Fil d'Ariane
Libertés entravées, disparitions, morts en détention : à la veille de l'arrivée d'Emmanuel Macron à Brazzaville, des organisations congolaises de défense des droits de l'homme ont exposé jeudi leurs préoccupations et demandé au président français de les relayer auprès de son homologue Denis Sassou Nguesso.
"Notre pays étant lié à la France par son histoire, ses relations économiques et diplomatiques, cette visite est pour nous l'occasion de partager les préoccupations et les attentes de la société civile en matière de droits humains", écrit dans une déclaration le Consortium des associations pour la promotion et la gouvernance démocratique et l’Etat de droit (CAPGED).

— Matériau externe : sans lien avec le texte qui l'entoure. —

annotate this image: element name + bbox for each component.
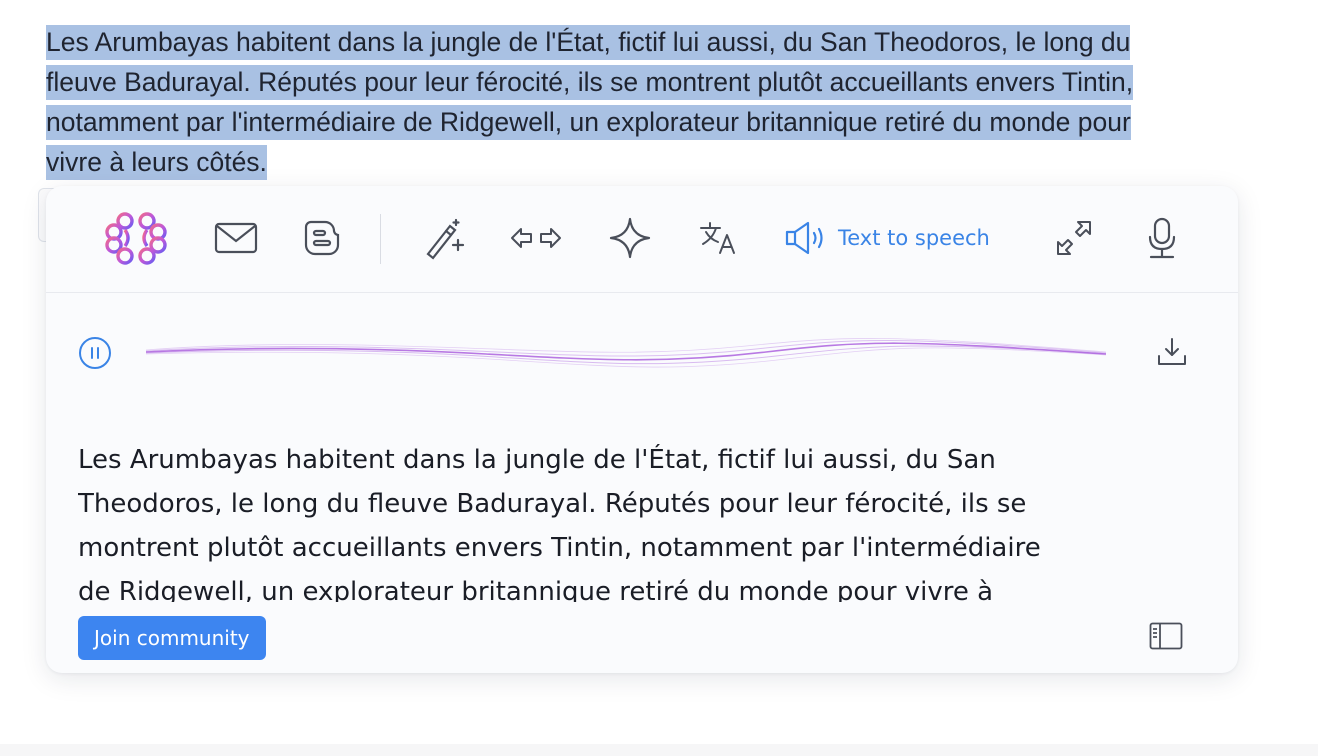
magic-wand-icon — [422, 216, 466, 260]
reading-line: de Ridgewell, un explorateur britannique… — [78, 577, 994, 602]
toolbar-divider — [380, 214, 381, 264]
pause-button[interactable] — [78, 336, 112, 370]
translate-icon — [698, 220, 738, 256]
text-to-speech-label: Text to speech — [838, 226, 990, 250]
bottom-strip — [0, 744, 1318, 756]
sparkle-icon — [609, 217, 651, 259]
sidebar-toggle-button[interactable] — [1148, 622, 1184, 654]
translate-button[interactable] — [694, 210, 742, 266]
audio-player — [46, 316, 1238, 396]
text-to-speech-button[interactable]: Text to speech — [784, 210, 1010, 266]
assistant-panel: Text to speech Les Arumbayas habitent da… — [46, 186, 1238, 673]
reading-line: Theodoros, le long du fleuve Badurayal. … — [78, 489, 1027, 519]
speaker-icon — [784, 220, 828, 256]
collapse-arrows-icon — [1054, 218, 1094, 258]
blogger-button[interactable] — [300, 210, 344, 266]
join-community-button[interactable]: Join community — [78, 616, 266, 660]
waveform — [145, 326, 1107, 382]
swap-arrows-icon — [508, 224, 564, 252]
swap-button[interactable] — [506, 210, 566, 266]
blogger-icon — [303, 219, 341, 257]
toolbar: Text to speech — [46, 186, 1238, 293]
microphone-button[interactable] — [1138, 210, 1186, 266]
brain-logo-icon — [101, 210, 171, 266]
selected-line: vivre à leurs côtés. — [46, 145, 267, 180]
download-icon — [1156, 338, 1188, 372]
reading-text: Les Arumbayas habitent dans la jungle de… — [78, 438, 1198, 602]
reading-line: Les Arumbayas habitent dans la jungle de… — [78, 445, 996, 475]
collapse-button[interactable] — [1050, 210, 1098, 266]
email-button[interactable] — [212, 210, 260, 266]
page: Les Arumbayas habitent dans la jungle de… — [0, 0, 1318, 756]
selected-line: notamment par l'intermédiaire de Ridgewe… — [46, 105, 1131, 140]
selected-line: Les Arumbayas habitent dans la jungle de… — [46, 25, 1131, 60]
mail-icon — [214, 221, 258, 255]
sidebar-icon — [1149, 622, 1183, 655]
reading-line: montrent plutôt accueillants envers Tint… — [78, 533, 1041, 563]
magic-write-button[interactable] — [420, 210, 468, 266]
brain-logo-button[interactable] — [98, 210, 174, 266]
selected-line: fleuve Badurayal. Réputés pour leur féro… — [46, 65, 1134, 100]
microphone-icon — [1146, 217, 1178, 259]
download-button[interactable] — [1156, 336, 1188, 368]
pause-icon — [78, 337, 112, 374]
ai-sparkle-button[interactable] — [606, 210, 654, 266]
selected-paragraph: Les Arumbayas habitent dans la jungle de… — [46, 22, 1266, 182]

Cette déclaration, signée par cinq ONG membres du consortium, s'interroge sur le sens de la visite du président français dans un pays constamment épinglé pour ses atteintes à la démocratie et où la corruption, selon le consortium qui s'appuie sur les travaux de Transparency International, est endémique. "De toute évidence, cet acte est interprété comme un soutien au régime en place et par conséquent, constitue un facteur de démobilisation pour ce peuple en quête de liberté", considère le consortium avant de lister les éléments, à ses yeux, problématiques.
Il estime notamment que "la séparation des pouvoirs demeure un chantier inachevé, en ce sens que les pouvoirs législatif et judiciaire sont inféodés à l’exécutif".

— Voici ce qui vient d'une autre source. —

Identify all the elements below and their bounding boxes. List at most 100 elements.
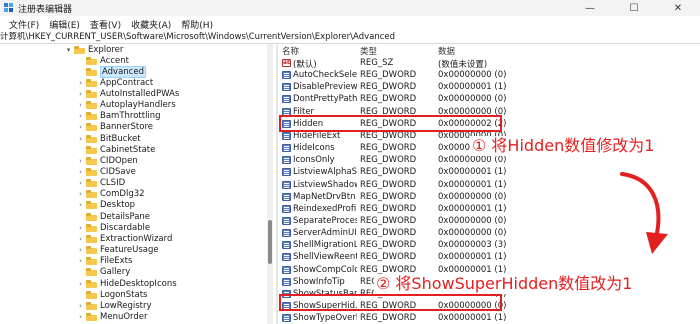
folder-icon: [86, 67, 97, 76]
down-arrow-icon: [620, 172, 668, 254]
binary-value-icon: [282, 83, 291, 92]
tree-item[interactable]: › Desktop: [76, 200, 135, 211]
tree-item[interactable]: › HideDesktopIcons: [76, 278, 177, 289]
menu-edit[interactable]: 编辑(E): [44, 16, 85, 32]
menu-file[interactable]: 文件(F): [4, 16, 44, 32]
chevron-right-icon[interactable]: ›: [76, 190, 85, 199]
chevron-right-icon[interactable]: ›: [76, 312, 85, 321]
registry-tree[interactable]: ▾ Explorer Accent Advanced › AppContract › Au…: [0, 44, 276, 324]
column-header-name[interactable]: 名称: [282, 45, 299, 57]
tree-item[interactable]: › BannerStore: [76, 122, 153, 133]
binary-value-icon: [282, 71, 291, 80]
tree-item[interactable]: LogonStats: [76, 289, 147, 300]
maximize-button[interactable]: ☐: [612, 0, 656, 16]
chevron-right-icon[interactable]: ›: [76, 201, 85, 210]
tree-item[interactable]: › CLSID: [76, 178, 125, 189]
tree-item[interactable]: › ComDlg32: [76, 189, 145, 200]
value-row[interactable]: DisablePreview...REG_DWORD 0x00000001 (1): [278, 81, 700, 93]
tree-item[interactable]: Accent: [76, 55, 129, 66]
address-bar[interactable]: 计算机\HKEY_CURRENT_USER\Software\Microsoft…: [0, 32, 700, 44]
value-row[interactable]: DontPrettyPath REG_DWORD 0x00000000 (0): [278, 93, 700, 105]
chevron-right-icon[interactable]: ›: [76, 223, 85, 232]
menu-help[interactable]: 帮助(H): [176, 16, 218, 32]
tree-item[interactable]: › Discardable: [76, 222, 150, 233]
binary-value-icon: [282, 253, 291, 262]
column-header-data[interactable]: 数据: [438, 45, 455, 57]
binary-value-icon: [282, 216, 291, 225]
chevron-right-icon[interactable]: ›: [76, 301, 85, 310]
binary-value-icon: [282, 156, 291, 165]
menu-view[interactable]: 查看(V): [85, 16, 126, 32]
chevron-right-icon[interactable]: ›: [76, 179, 85, 188]
tree-item[interactable]: › AutoInstalledPWAs: [76, 88, 179, 99]
tree-item[interactable]: › CIDOpen: [76, 155, 138, 166]
binary-value-icon: [282, 95, 291, 104]
value-data: 0x00000000 (0): [438, 155, 507, 166]
tree-item-label: Gallery: [100, 267, 131, 278]
value-name: DisablePreview...: [293, 82, 357, 93]
tree-item[interactable]: › ExtractionWizard: [76, 233, 172, 244]
chevron-right-icon[interactable]: ›: [76, 78, 85, 87]
tree-item-label: AppContract: [100, 77, 154, 88]
tree-item-label: CLSID: [100, 178, 126, 189]
menu-favorites[interactable]: 收藏夹(A): [126, 16, 176, 32]
annotation-step-1: ① 将Hidden数值修改为1: [470, 136, 657, 156]
value-name: ListviewAlphaS...: [293, 167, 357, 178]
tree-item[interactable]: Advanced: [76, 65, 146, 78]
value-type: REG_DWORD: [360, 228, 417, 239]
chevron-right-icon[interactable]: ›: [76, 112, 85, 121]
folder-icon: [86, 212, 97, 221]
value-type: REG_DWORD: [360, 143, 417, 154]
tree-item[interactable]: › FeatureUsage: [76, 245, 159, 256]
value-data: 0x00000000 (0): [438, 94, 507, 105]
chevron-right-icon[interactable]: ›: [76, 123, 85, 132]
tree-item[interactable]: › FileExts: [76, 256, 132, 267]
minimize-button[interactable]: —: [568, 0, 612, 16]
chevron-right-icon[interactable]: ›: [76, 89, 85, 98]
chevron-down-icon[interactable]: ▾: [64, 45, 73, 54]
tree-item-label: CIDOpen: [100, 155, 138, 166]
value-name: HideIcons: [293, 143, 335, 154]
tree-item[interactable]: Gallery: [76, 267, 130, 278]
value-type: REG_DWORD: [360, 240, 417, 251]
tree-item[interactable]: › LowRegistry: [76, 300, 151, 311]
binary-value-icon: [282, 144, 291, 153]
tree-item[interactable]: › CIDSave: [76, 167, 136, 178]
chevron-right-icon[interactable]: ›: [76, 168, 85, 177]
value-name: HideFileExt: [293, 130, 341, 141]
value-type: REG_DWORD: [360, 82, 417, 93]
chevron-right-icon[interactable]: ›: [76, 246, 85, 255]
value-type: REG_DWORD: [360, 70, 417, 81]
scrollbar-thumb[interactable]: [268, 220, 272, 264]
chevron-right-icon[interactable]: ›: [76, 257, 85, 266]
chevron-right-icon[interactable]: ›: [76, 279, 85, 288]
tree-item-explorer[interactable]: ▾ Explorer: [64, 44, 124, 55]
tree-item[interactable]: CabinetState: [76, 144, 155, 155]
tree-item[interactable]: › AutoplayHandlers: [76, 100, 176, 111]
value-type: REG_DWORD: [360, 203, 417, 214]
value-row[interactable]: AutoCheckSelectREG_DWORD 0x00000000 (0): [278, 69, 700, 81]
value-name: AutoCheckSelect: [293, 70, 357, 81]
chevron-right-icon[interactable]: ›: [76, 234, 85, 243]
tree-item-label: ComDlg32: [100, 189, 145, 200]
value-name: ShellViewReent...: [293, 252, 357, 263]
tree-item[interactable]: DetailsPane: [76, 211, 150, 222]
tree-scrollbar[interactable]: [267, 44, 273, 324]
chevron-right-icon[interactable]: ›: [76, 156, 85, 165]
chevron-right-icon[interactable]: ›: [76, 134, 85, 143]
tree-item[interactable]: › BitBucket: [76, 133, 141, 144]
tree-item[interactable]: › MenuOrder: [76, 311, 147, 322]
close-button[interactable]: ✕: [656, 0, 700, 16]
column-header-type[interactable]: 类型: [360, 45, 377, 57]
value-data: 0x00000000 (0): [438, 215, 507, 226]
tree-item[interactable]: › BamThrottling: [76, 111, 161, 122]
tree-item[interactable]: › AppContract: [76, 77, 153, 88]
chevron-right-icon[interactable]: ›: [76, 101, 85, 110]
value-row[interactable]: ShowTypeOverl...REG_DWORD 0x00000001 (1): [278, 312, 700, 324]
value-row[interactable]: ab (默认) REG_SZ (数值未设置): [278, 57, 700, 70]
value-name: MapNetDrvBtn: [293, 191, 356, 202]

Il affirme aussi assister depuis une vingtaine d’années à "un rétrécissement de l'espace civique: pas de libertés d'association, de rassemblement, d'expression et de manifestation".
Dans leur déclaration, les ONG déplorent aussi disparitions forcées, exécutions sommaires, prisons "mouroirs"...

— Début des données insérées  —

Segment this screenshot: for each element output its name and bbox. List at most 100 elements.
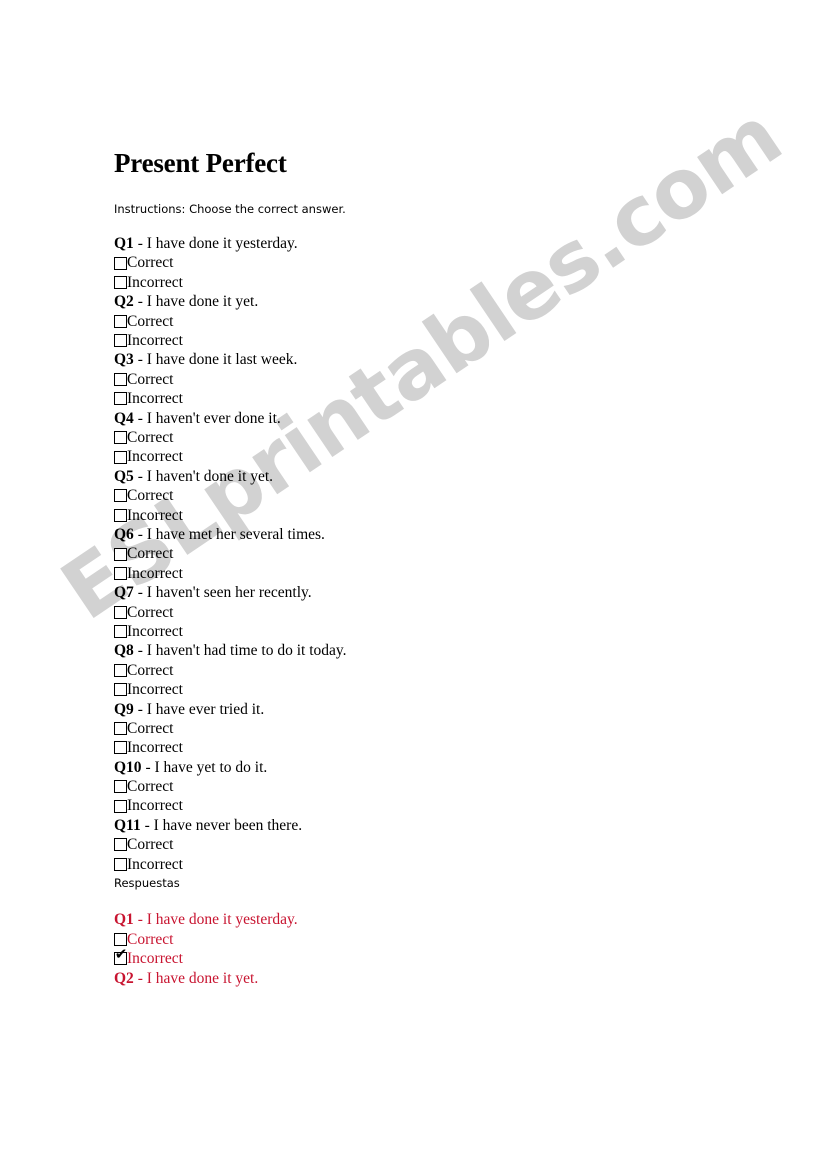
option-row-incorrect[interactable]: Incorrect: [114, 796, 754, 815]
question-dash: -: [133, 969, 147, 987]
option-label: Incorrect: [127, 855, 183, 873]
question-number: Q11: [114, 816, 141, 834]
checkbox-unchecked-icon[interactable]: [114, 605, 127, 619]
question-line: Q2 - I have done it yet.: [114, 969, 754, 988]
checkbox-unchecked-icon[interactable]: [114, 431, 127, 445]
question-line: Q8 - I haven't had time to do it today.: [114, 641, 754, 660]
question-number: Q2: [114, 293, 134, 311]
question-dash: -: [133, 911, 147, 929]
checkbox-checked-icon[interactable]: ✔: [114, 947, 127, 966]
checkbox-unchecked-icon[interactable]: [114, 799, 127, 813]
option-row-incorrect[interactable]: Incorrect: [114, 855, 754, 874]
question-dash: -: [141, 758, 155, 776]
question-line: Q3 - I have done it last week.: [114, 350, 754, 369]
option-row-incorrect[interactable]: Incorrect: [114, 447, 754, 466]
answer-key-list: Q1 - I have done it yesterday. Correct ✔ In…: [114, 893, 754, 988]
option-label: Correct: [127, 312, 174, 330]
question-number: Q2: [114, 969, 134, 987]
option-row-correct[interactable]: Correct: [114, 370, 754, 389]
question-text: I have done it yet.: [146, 969, 259, 987]
option-label: Incorrect: [127, 331, 183, 349]
option-label: Incorrect: [127, 797, 183, 815]
question-number: Q10: [114, 758, 142, 776]
checkbox-unchecked-icon[interactable]: [114, 780, 127, 794]
option-row-correct[interactable]: Correct: [114, 930, 754, 949]
checkbox-unchecked-icon[interactable]: [114, 275, 127, 289]
question-dash: -: [133, 525, 147, 543]
option-row-incorrect[interactable]: Incorrect: [114, 564, 754, 583]
checkbox-unchecked-icon[interactable]: [114, 663, 127, 677]
option-row-correct[interactable]: Correct: [114, 603, 754, 622]
option-row-incorrect[interactable]: Incorrect: [114, 389, 754, 408]
checkbox-unchecked-icon[interactable]: [114, 372, 127, 386]
option-row-incorrect[interactable]: Incorrect: [114, 273, 754, 292]
option-row-incorrect[interactable]: Incorrect: [114, 738, 754, 757]
option-row-correct[interactable]: Correct: [114, 428, 754, 447]
checkbox-unchecked-icon[interactable]: [114, 566, 127, 580]
question-text: I have never been there.: [153, 816, 303, 834]
option-row-correct[interactable]: Correct: [114, 719, 754, 738]
checkbox-unchecked-icon[interactable]: [114, 334, 127, 348]
checkbox-unchecked-icon[interactable]: [114, 625, 127, 639]
question-line: Q7 - I haven't seen her recently.: [114, 583, 754, 602]
page-title: Present Perfect: [114, 148, 287, 178]
checkbox-unchecked-icon[interactable]: [114, 683, 127, 697]
option-row-correct[interactable]: Correct: [114, 486, 754, 505]
option-label: Incorrect: [127, 622, 183, 640]
option-row-correct[interactable]: Correct: [114, 835, 754, 854]
option-label: Correct: [127, 545, 174, 563]
option-row-incorrect[interactable]: ✔ Incorrect: [114, 947, 754, 968]
question-text: I haven't ever done it.: [146, 409, 281, 427]
checkbox-unchecked-icon[interactable]: [114, 392, 127, 406]
option-label: Incorrect: [127, 681, 183, 699]
checkbox-unchecked-icon[interactable]: [114, 256, 127, 270]
question-number: Q1: [114, 235, 134, 252]
question-dash: -: [133, 642, 147, 660]
question-number: Q1: [114, 911, 134, 929]
checkbox-unchecked-icon[interactable]: [114, 450, 127, 464]
question-number: Q9: [114, 700, 134, 718]
checkbox-unchecked-icon[interactable]: [114, 722, 127, 736]
checkbox-unchecked-icon[interactable]: [114, 857, 127, 871]
option-row-correct[interactable]: Correct: [114, 253, 754, 272]
option-row-correct[interactable]: Correct: [114, 777, 754, 796]
option-row-incorrect[interactable]: Incorrect: [114, 680, 754, 699]
check-icon: ✔: [114, 945, 128, 964]
question-number: Q6: [114, 525, 134, 543]
question-dash: -: [133, 235, 147, 252]
question-number: Q8: [114, 642, 134, 660]
checkbox-unchecked-icon[interactable]: [114, 314, 127, 328]
option-label: Correct: [127, 428, 174, 446]
question-line: Q2 - I have done it yet.: [114, 292, 754, 311]
option-label: Correct: [127, 778, 174, 796]
option-label: Incorrect: [127, 564, 183, 582]
option-row-correct[interactable]: Correct: [114, 544, 754, 563]
checkbox-unchecked-icon[interactable]: [114, 838, 127, 852]
option-label: Correct: [127, 254, 174, 272]
checkbox-unchecked-icon[interactable]: [114, 508, 127, 522]
question-text: I have done it yesterday.: [146, 235, 298, 252]
option-label: Correct: [127, 603, 174, 621]
checkbox-unchecked-icon[interactable]: [114, 547, 127, 561]
option-row-incorrect[interactable]: Incorrect: [114, 622, 754, 641]
answers-section-heading: Respuestas: [114, 876, 180, 891]
option-label: Correct: [127, 661, 174, 679]
question-dash: -: [133, 584, 147, 602]
option-label: Incorrect: [127, 273, 183, 291]
option-row-incorrect[interactable]: Incorrect: [114, 506, 754, 525]
option-label: Incorrect: [127, 739, 183, 757]
question-text: I have done it yesterday.: [146, 911, 298, 929]
checkbox-unchecked-icon[interactable]: [114, 933, 127, 947]
checkbox-unchecked-icon[interactable]: [114, 741, 127, 755]
question-line: Q4 - I haven't ever done it.: [114, 409, 754, 428]
worksheet-page: ESLprintables.com Present Perfect Instru…: [0, 0, 826, 1169]
option-row-correct[interactable]: Correct: [114, 661, 754, 680]
option-row-correct[interactable]: Correct: [114, 312, 754, 331]
option-label: Correct: [127, 930, 174, 948]
question-number: Q4: [114, 409, 134, 427]
checkbox-unchecked-icon[interactable]: [114, 489, 127, 503]
question-dash: -: [133, 467, 147, 485]
question-dash: -: [133, 293, 147, 311]
option-row-incorrect[interactable]: Incorrect: [114, 331, 754, 350]
question-text: I have met her several times.: [146, 525, 325, 543]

Le document cite des exemples : "Ibara Legrand, âgé de 17 ans, a été froidement abattu le 30 juillet 2022 par un agent de la direction générale de la sécurité présidentielle (DGSP) à Talangaï (Brazzaville). Par ailleurs (...) 13 personnes ont perdu la vie au commissariat de police de Chacona dans la nuit du 22 au 23 juillet 2018".
Au sujet des libertés, la société civile invite Emmanuel Macron, lors du tête-à-tête prévu avec le président congolais Denis Sassou Nguesso, qui cumule quelque 39 ans au pouvoir, à "plaider pour la libération du général Jean-Marie Michel Mokoko et d'André Okombi Salissa".
Respectivement ancien chef d’Etat-major des armées congolaises et ex-ministre, ces deux personnalités ont été condamnées à 20 ans de prison ferme après la présidentielle de 2016 qu’elles ont perdue et contestée.
Pour le consortium, cette visite "justifie les récriminations de la jeunesse africaine en général et congolaise en particulier à l'égard de la France , justifiant ainsi la montée du sentiment antifrançais en Afrique".
"Le président Macron ne vient que pour quelques heures à Brazzaville", regrette Franck Charlin Tchibinda, de l'Observatoire congolais des droits de l’homme (OCDH). "La société civile n'aura pas le temps de discuter avec lui", déclare-t-il à l'AFP. Or, "on a beaucoup de choses à mettre sur la place".